To this end, the WHO Human Genetics Programme has initiated draft Guidelines on Ethical Issues in Medical Genetics and the Provision of Genetics Services, the second revision of which will be held in Geneva in December this year. I therefore consider this meeting as a perfect setting to obtain the Asian/Pacific viewpoints on the problems of medical genetics services and bioethics.

I hope, therefore, very much that our present discussion will be concerned with reviewing some ethical regional problems in medical genetics which might be adequately reflected in the revised Guidelines which could help countries in their policies related to genetics services.

I thus wish you a very fruitful discussion and look forward to receiving your recommendations.

Ethical Principles Applied to Genetic Counselling

Respect for persons and families, including full disclosure, respect for people's decisions, and accurate and unbiased information (autonomy).

Preservation of family integrity (autonomy, non-maleficence).

Full disclosure to individuals and families of all information relevant to health (non-maleficence, autonomy).

Protection of the privacy of individuals and families from unjustified intrusions by employers, insurers, and schools (non-maleficence).

Information to individuals and families about possible misuses of genetic information by institutional third parties (non-maleficence).

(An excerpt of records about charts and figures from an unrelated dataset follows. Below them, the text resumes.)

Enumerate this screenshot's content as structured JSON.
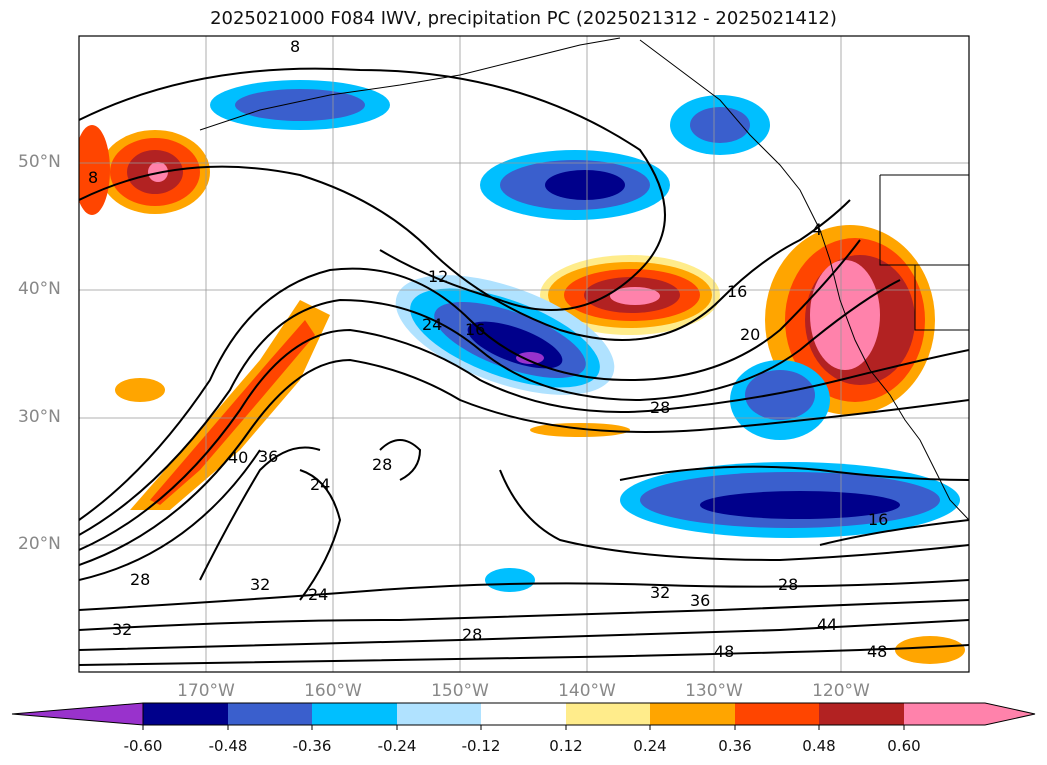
{
  "title": "2025021000 F084 IWV, precipitation PC (2025021312 - 2025021412)",
  "map": {
    "lat_labels": [
      "50°N",
      "40°N",
      "30°N",
      "20°N"
    ],
    "lon_labels": [
      "170°W",
      "160°W",
      "150°W",
      "140°W",
      "130°W",
      "120°W"
    ],
    "contour_labels": [
      "8",
      "8",
      "12",
      "16",
      "24",
      "16",
      "20",
      "4",
      "28",
      "28",
      "40",
      "36",
      "24",
      "28",
      "32",
      "24",
      "32",
      "36",
      "28",
      "44",
      "48",
      "48",
      "16",
      "32",
      "28"
    ]
  },
  "colorbar": {
    "ticks": [
      "-0.60",
      "-0.48",
      "-0.36",
      "-0.24",
      "-0.12",
      "0.12",
      "0.24",
      "0.36",
      "0.48",
      "0.60"
    ],
    "colors": [
      "#9932cc",
      "#00008b",
      "#3a5fcd",
      "#00bfff",
      "#b0e2ff",
      "#ffffff",
      "#ffec8b",
      "#ffa500",
      "#ff4500",
      "#b22222",
      "#ff82ab",
      "#ff82ab"
    ]
  }
}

Informing individuals that it is the individual's ethical duty to tell blood relatives that the relatives may be at genetic risk (non-maleficence).

Informing individuals about the wisdom of disclosing their carrier status to a spouse/partner if children are intended, and the possibility of harmful effects on the marriage from disclosure (non-maleficence).

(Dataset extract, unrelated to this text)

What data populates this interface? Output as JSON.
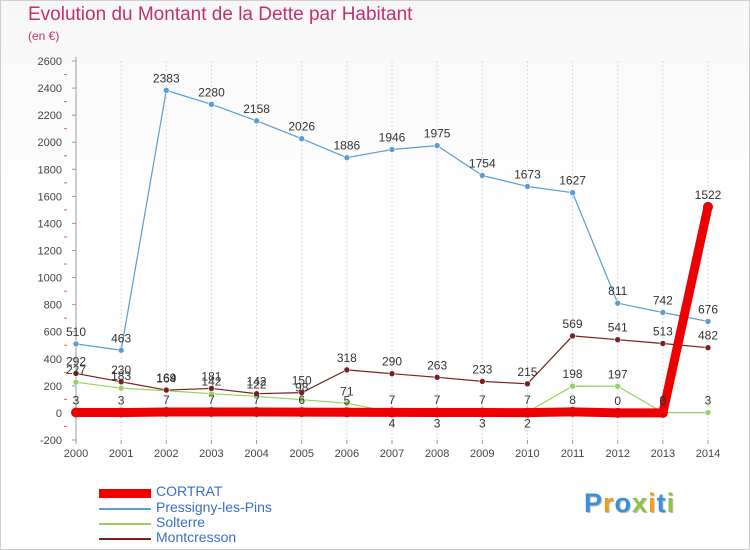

Informing people of their moral duties to disclose a genetic status that may affect public safety (non-maleficence).

Unbiased presentation of information, insofar as this is possible (autonomy).

Non-directive approach, except when treatment is available (autonomy, beneficence).

Children and adolescents to be involved in decisions affecting them, whenever possible (autonomy).

Duty to re-contact if appropriate and desired (non-maleficence, beneficence, autonomy).